We have learned a great deal this past year. Some of these practices may even continue beyond the current pandemic.

Steps you can take to protect yourself

In addition to physical distancing, wearing a mask, covering coughs and sneezes, avoiding touching your face and performing frequent hand hygiene, patients are asked to do the following to help physiotherapists keep COVID-19 out of the clinic:

  • Stay home if you are feeling ill. This is one of the most important actions you can take, even if your symptoms are not related to COVID-19. Many viruses are easily transmitted to others. If your physiotherapist were to catch a respiratory virus from you, they would be required to stay home and be tested and are not allowed back to work until their symptoms are gone. This in turn, impacts your ability to see your physiotherapist for treatment.
  • Comply with isolation and quarantine requirements. If you are told you need to self-isolate or quarantine due to illness or close contact with someone with COVID-19, please do not attend an in-person physiotherapy appointment.
  • Provide accurate and complete information when answering screening questions.

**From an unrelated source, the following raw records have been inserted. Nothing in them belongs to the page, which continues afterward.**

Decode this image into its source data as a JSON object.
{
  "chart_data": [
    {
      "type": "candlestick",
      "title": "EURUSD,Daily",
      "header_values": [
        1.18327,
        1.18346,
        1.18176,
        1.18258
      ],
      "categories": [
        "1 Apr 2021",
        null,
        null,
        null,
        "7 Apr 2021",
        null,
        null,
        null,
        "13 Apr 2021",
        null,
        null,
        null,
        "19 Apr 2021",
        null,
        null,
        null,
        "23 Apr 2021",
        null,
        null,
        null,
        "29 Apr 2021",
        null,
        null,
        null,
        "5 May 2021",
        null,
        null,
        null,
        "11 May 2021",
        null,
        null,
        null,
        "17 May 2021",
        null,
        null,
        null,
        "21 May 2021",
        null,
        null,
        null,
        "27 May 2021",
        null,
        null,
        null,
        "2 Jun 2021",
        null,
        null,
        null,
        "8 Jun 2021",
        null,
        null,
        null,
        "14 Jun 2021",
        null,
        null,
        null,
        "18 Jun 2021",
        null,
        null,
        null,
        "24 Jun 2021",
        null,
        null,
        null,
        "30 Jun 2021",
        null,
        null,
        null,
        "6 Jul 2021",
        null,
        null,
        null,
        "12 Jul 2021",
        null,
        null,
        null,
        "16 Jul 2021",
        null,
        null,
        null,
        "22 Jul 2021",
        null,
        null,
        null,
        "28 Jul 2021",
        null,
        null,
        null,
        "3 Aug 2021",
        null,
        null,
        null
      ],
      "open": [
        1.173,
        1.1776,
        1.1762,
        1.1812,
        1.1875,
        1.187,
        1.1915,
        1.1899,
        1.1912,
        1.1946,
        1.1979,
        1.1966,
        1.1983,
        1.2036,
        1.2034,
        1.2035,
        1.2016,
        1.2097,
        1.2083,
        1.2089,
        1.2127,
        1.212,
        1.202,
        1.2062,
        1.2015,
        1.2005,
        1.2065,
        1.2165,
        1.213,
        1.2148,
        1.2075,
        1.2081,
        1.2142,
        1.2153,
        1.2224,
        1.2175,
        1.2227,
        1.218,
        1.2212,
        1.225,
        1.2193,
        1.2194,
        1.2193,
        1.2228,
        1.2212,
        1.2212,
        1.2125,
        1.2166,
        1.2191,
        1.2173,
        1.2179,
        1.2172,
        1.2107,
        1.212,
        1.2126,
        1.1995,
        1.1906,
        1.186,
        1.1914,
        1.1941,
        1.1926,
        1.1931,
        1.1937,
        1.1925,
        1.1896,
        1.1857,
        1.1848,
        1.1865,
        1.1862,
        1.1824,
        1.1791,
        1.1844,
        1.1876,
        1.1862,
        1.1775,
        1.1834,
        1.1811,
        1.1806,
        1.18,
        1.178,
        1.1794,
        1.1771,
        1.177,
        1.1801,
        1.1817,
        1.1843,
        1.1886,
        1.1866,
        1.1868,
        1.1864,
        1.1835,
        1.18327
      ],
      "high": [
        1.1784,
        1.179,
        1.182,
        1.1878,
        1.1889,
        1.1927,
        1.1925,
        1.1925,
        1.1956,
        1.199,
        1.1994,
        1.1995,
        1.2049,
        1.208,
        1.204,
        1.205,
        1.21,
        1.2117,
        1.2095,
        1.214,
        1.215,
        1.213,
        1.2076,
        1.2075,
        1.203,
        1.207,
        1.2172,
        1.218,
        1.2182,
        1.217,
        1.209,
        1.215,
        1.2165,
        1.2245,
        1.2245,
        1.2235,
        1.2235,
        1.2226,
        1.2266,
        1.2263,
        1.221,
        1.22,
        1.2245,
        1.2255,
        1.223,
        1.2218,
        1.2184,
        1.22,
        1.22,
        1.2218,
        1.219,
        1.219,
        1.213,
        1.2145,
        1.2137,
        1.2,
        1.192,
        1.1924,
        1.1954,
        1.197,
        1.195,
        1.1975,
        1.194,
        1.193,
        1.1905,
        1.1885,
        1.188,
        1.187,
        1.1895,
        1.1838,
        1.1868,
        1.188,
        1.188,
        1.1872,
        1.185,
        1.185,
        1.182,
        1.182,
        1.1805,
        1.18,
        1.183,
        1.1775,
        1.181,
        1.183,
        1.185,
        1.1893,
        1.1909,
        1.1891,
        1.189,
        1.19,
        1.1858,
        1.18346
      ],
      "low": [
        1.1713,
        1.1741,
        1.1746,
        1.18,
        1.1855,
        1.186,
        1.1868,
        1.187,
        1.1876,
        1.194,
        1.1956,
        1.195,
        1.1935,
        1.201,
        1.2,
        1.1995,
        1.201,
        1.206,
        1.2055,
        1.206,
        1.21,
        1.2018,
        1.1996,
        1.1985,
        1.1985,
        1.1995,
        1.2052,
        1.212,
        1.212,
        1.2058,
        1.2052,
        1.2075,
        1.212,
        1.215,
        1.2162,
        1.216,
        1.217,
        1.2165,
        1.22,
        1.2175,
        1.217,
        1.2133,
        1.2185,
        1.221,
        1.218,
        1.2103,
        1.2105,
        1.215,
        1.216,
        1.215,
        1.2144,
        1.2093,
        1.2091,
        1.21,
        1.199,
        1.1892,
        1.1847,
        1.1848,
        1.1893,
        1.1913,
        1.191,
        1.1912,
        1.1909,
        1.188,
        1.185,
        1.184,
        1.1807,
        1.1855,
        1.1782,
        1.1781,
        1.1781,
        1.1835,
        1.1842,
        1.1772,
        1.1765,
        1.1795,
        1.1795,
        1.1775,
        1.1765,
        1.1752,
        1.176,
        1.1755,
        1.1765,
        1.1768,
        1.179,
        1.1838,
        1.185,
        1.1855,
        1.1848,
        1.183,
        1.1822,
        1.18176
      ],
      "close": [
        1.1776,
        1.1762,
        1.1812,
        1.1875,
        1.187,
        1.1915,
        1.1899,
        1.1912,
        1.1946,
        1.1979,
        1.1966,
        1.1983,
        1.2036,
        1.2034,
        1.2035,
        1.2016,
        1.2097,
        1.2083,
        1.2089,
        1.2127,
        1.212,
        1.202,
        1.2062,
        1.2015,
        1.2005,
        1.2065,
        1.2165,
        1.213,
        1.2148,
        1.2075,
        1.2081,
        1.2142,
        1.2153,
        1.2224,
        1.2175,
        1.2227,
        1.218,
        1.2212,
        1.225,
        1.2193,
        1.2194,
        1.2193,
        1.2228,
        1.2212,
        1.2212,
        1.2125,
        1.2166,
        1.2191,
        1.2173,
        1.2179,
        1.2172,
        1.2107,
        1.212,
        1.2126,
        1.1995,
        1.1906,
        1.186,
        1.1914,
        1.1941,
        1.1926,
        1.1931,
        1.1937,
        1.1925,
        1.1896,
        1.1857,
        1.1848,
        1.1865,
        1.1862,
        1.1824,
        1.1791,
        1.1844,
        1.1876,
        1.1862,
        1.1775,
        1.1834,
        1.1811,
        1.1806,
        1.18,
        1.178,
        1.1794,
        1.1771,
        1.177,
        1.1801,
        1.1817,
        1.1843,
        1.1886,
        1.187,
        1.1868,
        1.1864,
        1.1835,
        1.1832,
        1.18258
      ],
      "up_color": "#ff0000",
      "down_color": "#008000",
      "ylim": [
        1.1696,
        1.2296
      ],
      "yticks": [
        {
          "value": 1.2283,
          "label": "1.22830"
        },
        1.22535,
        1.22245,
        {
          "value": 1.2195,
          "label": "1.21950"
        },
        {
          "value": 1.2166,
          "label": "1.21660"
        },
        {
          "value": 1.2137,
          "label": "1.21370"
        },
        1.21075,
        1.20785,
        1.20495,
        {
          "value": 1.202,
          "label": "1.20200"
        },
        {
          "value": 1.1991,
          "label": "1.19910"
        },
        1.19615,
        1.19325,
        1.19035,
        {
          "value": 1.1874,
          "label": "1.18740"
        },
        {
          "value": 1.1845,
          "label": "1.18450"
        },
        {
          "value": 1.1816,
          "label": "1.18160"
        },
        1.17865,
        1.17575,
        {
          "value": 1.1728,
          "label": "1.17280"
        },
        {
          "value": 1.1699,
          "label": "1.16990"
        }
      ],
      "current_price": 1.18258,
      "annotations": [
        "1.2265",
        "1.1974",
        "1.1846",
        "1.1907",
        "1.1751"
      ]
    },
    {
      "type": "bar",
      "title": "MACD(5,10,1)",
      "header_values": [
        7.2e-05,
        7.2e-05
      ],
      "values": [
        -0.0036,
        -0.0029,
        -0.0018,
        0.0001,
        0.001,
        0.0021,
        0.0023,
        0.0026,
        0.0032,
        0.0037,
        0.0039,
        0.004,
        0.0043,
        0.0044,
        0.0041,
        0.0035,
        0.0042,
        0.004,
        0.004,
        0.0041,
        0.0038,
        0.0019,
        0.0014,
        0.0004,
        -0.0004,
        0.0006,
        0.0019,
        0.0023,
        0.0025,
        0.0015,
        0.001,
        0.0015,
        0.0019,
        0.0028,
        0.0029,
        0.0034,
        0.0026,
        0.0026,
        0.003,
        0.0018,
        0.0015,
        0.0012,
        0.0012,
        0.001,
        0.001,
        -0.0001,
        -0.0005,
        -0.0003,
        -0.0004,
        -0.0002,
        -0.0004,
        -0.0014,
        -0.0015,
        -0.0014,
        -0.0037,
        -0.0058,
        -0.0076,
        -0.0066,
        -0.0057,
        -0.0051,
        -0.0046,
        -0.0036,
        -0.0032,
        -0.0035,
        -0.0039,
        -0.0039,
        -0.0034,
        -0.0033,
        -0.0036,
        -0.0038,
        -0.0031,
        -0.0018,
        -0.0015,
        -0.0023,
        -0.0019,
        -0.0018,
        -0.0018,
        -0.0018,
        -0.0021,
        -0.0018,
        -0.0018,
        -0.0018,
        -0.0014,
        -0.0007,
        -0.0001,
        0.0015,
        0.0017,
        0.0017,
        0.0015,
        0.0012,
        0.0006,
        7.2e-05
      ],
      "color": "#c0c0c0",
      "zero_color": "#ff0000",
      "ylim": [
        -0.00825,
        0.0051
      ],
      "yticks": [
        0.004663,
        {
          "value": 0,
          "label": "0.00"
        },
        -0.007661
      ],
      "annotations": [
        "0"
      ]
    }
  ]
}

Providing false or misleading information prevents your physiotherapist from accurately assessing risks, potentially puts others at risk, and could ultimately lead to a physiotherapist being required to isolate or quarantine, ceasing in-person services for a period of time.
  • Consider incorporating telerehabilitation for some or all your treatment sessions. Treatments provided through telerehabilitation or a combination of in-person and virtual visits can be effective for a variety of conditions, injuries, or illnesses and can decrease many of the risks associated with in-person appointments.

What could result from not following these steps?

The ultimate purpose for putting these measures in place is to prevent or minimize the transmission of COVID-19 within the community. Not following public health measures:

  • Puts yourself and your family at risk of illness.
  • Puts physiotherapy staff at risk of illness.
  • Puts physiotherapy staff in a position of having to quarantine if you attend while ill or under quarantine and subsequently test positive for COVID-19.
  • Has the potential to causing a clinic to close due to close contact quarantine requirements.

Taking steps to protect yourself and others is vital to ensuring we can continue to live, work, and play safely. Physiotherapists are as concerned about COVID-19 as you are. Over the past year, physiotherapists have been able to successfully protect the health of clients while continuing to meet their physiotherapy needs. With your help, they will continue to do so as the pandemic continues to unfold.